Pavel Talankin’s Oscar disappeared after Transportation Security Administration agents at New York’s John F. Kennedy airport took it from him before he could board a flight on Wednesday morning. The 8.5-pound trophy was first treated as a security risk, then packed in a cardboard box supplied by Lufthansa, and then, Talankin says, never showed up in Frankfurt.
Talankin said he had flown with the statuette in the cabin before without a problem. At JFK Terminal 1, a Lufthansa agent called the security checkpoint and offered to walk him to the gate while keeping the Oscar with him for the flight, but Talankin said the TSA agent refused any compromise and told him he would have to check the prize under the plane. Without a hard suitcase to store it, he used the cardboard box and videotaped two airline agents bubble-wrapping the Oscar, tagging it and taking it away for transport.
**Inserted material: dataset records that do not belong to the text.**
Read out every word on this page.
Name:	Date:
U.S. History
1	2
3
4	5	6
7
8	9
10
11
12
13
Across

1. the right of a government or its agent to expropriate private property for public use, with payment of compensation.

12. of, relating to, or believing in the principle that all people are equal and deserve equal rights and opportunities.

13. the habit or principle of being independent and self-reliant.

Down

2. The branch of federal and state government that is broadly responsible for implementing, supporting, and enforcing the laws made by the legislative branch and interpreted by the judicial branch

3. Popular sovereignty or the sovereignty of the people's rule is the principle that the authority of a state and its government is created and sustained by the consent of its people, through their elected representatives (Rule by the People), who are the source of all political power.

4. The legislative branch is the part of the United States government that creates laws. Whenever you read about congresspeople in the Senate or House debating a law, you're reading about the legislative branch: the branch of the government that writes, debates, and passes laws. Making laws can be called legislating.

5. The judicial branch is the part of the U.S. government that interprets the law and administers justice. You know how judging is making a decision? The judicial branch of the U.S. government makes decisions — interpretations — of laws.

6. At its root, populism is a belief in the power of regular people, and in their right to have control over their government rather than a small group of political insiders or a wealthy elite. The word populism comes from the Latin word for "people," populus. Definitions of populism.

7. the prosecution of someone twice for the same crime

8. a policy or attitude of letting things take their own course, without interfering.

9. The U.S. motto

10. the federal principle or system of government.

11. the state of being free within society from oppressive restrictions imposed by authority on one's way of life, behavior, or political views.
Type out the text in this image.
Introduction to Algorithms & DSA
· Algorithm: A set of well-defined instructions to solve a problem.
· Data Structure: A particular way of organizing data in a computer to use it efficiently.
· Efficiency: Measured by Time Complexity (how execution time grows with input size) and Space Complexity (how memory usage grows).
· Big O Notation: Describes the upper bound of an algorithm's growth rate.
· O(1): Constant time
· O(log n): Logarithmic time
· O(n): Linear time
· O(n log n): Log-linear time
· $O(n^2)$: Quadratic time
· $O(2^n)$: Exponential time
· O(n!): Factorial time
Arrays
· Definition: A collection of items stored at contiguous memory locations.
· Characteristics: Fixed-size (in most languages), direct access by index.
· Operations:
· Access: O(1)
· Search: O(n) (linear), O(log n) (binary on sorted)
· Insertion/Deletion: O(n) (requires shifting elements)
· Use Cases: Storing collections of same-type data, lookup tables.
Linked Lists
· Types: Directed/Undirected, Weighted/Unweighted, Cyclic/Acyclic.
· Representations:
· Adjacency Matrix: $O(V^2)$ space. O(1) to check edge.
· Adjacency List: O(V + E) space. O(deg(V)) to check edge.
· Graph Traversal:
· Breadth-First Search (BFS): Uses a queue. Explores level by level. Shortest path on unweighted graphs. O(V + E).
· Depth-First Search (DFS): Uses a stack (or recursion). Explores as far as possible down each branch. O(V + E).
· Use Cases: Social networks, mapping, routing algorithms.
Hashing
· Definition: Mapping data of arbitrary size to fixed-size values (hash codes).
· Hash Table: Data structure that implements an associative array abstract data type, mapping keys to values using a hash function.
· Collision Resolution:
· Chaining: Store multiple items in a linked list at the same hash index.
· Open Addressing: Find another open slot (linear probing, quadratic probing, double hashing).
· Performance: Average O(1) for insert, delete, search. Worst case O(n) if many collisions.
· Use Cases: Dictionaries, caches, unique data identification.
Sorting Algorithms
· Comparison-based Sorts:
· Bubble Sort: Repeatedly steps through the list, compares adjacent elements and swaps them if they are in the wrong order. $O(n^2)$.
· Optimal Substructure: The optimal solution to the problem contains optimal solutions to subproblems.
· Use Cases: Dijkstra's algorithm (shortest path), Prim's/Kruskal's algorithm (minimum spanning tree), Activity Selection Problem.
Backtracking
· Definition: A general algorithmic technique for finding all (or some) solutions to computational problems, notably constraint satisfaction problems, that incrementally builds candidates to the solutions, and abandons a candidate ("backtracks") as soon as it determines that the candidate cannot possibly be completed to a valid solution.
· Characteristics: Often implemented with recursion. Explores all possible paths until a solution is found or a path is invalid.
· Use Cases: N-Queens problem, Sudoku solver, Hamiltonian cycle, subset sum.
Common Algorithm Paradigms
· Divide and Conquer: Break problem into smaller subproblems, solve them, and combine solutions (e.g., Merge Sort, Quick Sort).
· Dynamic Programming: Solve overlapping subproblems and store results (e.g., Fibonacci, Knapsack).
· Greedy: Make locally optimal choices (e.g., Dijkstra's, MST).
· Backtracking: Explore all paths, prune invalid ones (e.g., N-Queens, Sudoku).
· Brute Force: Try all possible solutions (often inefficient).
The missing trophy is the one tied to Mr Nobody Against Putin, the documentary Talankin helped make after fleeing Russia with the footage used in the film. In March, David Borenstein accepted the Oscar for the movie, and Talankin gave an acceptance speech calling on people to stop all of these wars now. The film has been described as an Academy Award-winning documentary and a Bafta-winning film, but in Russia a court has barred it from several platforms and said it promotes negative attitudes toward the government and the war in Ukraine.
That backdrop gives the airport dispute more weight than a lost-bag complaint. Talankin is now living in exile in Europe, far from Karabash, Russia, where he worked as a school videographer before fleeing with the footage that became the film. He said the whole episode made no sense, asking how officials could treat an Oscar as a weapon. Borenstein, who posted photos on Instagram of the shipping box and the airline’s lost baggage slip, said he could not find any other case of someone being forced to check an Oscar, and wondered whether Talankin would have been handled the same way if he were a famous actor or a fluent English speaker.
The unanswered question is no longer whether the trophy was allowed on board. It is whether anyone can still track down the box that held it. Robin Hessman said Lufthansa did not have the box and that it had been lost, while Talankin says the Oscar never reached Frankfurt. For a man who helped make a film about the quiet ways people lose a country, the loss now sits inside a different kind of bureaucratic silence.